Structural and functional properties of the membranotropic HIV-1 glycoprotein gp41 loop region are modulated by its intrinsic hydrophobic core

The gp41 disulfide loop region switches from a soluble state to a membrane-bound state during the human immunodeficiency virus type 1 (HIV-1) envelope-mediated membrane fusion process. The loop possesses a hydrophobic core at the center of the region with an unusual basic residue (Lys-601). Furthermore, two loop core mutations, K601A and L602A, are found to inhibit HIV-1 infectivity while keeping wild type-like levels of the envelope, implying that they exert an inhibitory effect on gp41 during the membrane fusion event. Here, we investigated the mode of action of these mutations on the loop region. We show that the K601A mutation, but not the L602A mutation, abolished the binding of a loop-specific monoclonal antibody to a loop domain peptide. Additionally, the K601A, but not the L602A, impaired disulfide bond formation in the peptides. This was correlated with changes in the circular dichroism spectrum imposed by the K601A mutation. In the membrane, however, the L602A, but not the K601A, reduced the lipid mixing ability of the loop peptides, which was correlated with decreased α-helical content of the L602A mutant. The results suggest that the Lys-601 residue provides a moderate hydrophobicity level within the gp41 loop core that contributes to the proper structure and function of the loop inside and outside the membrane. Because basic residues are found between the loop Cys residues of several lentiviral fusion proteins, the findings may contribute to understanding the fusion mechanism of other viruses as well.

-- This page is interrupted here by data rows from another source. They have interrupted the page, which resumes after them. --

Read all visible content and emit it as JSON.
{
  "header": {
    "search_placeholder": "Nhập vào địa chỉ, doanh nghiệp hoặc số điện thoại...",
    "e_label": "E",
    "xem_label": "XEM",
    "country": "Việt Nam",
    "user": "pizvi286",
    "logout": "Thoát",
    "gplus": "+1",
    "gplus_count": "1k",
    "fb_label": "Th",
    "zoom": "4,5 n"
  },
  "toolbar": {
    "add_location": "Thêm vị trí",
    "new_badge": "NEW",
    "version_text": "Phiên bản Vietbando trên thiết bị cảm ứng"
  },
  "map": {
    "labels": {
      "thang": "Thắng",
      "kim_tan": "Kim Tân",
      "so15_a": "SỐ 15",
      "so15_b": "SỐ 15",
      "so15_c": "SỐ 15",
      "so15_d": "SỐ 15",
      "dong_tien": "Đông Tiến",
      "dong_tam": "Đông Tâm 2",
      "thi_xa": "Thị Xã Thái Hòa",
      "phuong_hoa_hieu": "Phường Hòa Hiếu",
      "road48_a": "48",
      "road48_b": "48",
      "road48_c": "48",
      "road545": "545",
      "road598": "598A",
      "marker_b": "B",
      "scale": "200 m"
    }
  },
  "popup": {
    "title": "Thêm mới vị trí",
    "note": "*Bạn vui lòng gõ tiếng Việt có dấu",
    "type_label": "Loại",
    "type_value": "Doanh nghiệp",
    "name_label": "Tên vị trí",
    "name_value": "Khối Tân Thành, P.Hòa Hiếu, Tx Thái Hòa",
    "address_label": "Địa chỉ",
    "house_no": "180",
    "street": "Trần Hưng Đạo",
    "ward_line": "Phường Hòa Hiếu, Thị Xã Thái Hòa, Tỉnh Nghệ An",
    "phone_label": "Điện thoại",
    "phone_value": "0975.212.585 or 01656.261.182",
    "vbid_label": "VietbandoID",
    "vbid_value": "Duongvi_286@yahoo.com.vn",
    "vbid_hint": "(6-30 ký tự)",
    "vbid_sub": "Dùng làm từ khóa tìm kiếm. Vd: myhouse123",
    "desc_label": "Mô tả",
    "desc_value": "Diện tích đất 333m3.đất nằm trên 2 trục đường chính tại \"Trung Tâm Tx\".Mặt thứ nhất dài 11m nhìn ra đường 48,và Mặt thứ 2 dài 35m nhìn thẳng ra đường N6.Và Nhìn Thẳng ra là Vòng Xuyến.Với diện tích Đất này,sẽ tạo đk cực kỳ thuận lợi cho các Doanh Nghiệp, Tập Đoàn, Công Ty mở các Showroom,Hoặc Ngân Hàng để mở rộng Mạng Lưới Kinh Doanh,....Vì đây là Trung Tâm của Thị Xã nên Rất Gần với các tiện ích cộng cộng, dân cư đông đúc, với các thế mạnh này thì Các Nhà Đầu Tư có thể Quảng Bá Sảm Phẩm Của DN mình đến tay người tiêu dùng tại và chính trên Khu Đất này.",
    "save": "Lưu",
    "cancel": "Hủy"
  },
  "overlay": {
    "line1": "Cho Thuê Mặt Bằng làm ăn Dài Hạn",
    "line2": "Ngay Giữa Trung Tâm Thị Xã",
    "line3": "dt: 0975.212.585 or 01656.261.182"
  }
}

HIV-1 fusion protein exerts complex immunosuppressive effects

One of the routes by which HIV-1 is able to escape the immune response is by immunosuppression. The gp41 fusion protein of the HIV-1 envelope mediates virus entry by membrane fusion and also functions as an inhibitor of T cell activation. Here, we review the recent studies suggesting that some of the gp41 immunosuppressive processes are initiated by novel motifs, located within the hydrophobic regions of the protein. This indicates that the immunosuppressive process mediated by gp41 is much more complex than initially thought. Additionally, we propose a model illustrating the interactions and interferences of these regions with the T cell receptor complex.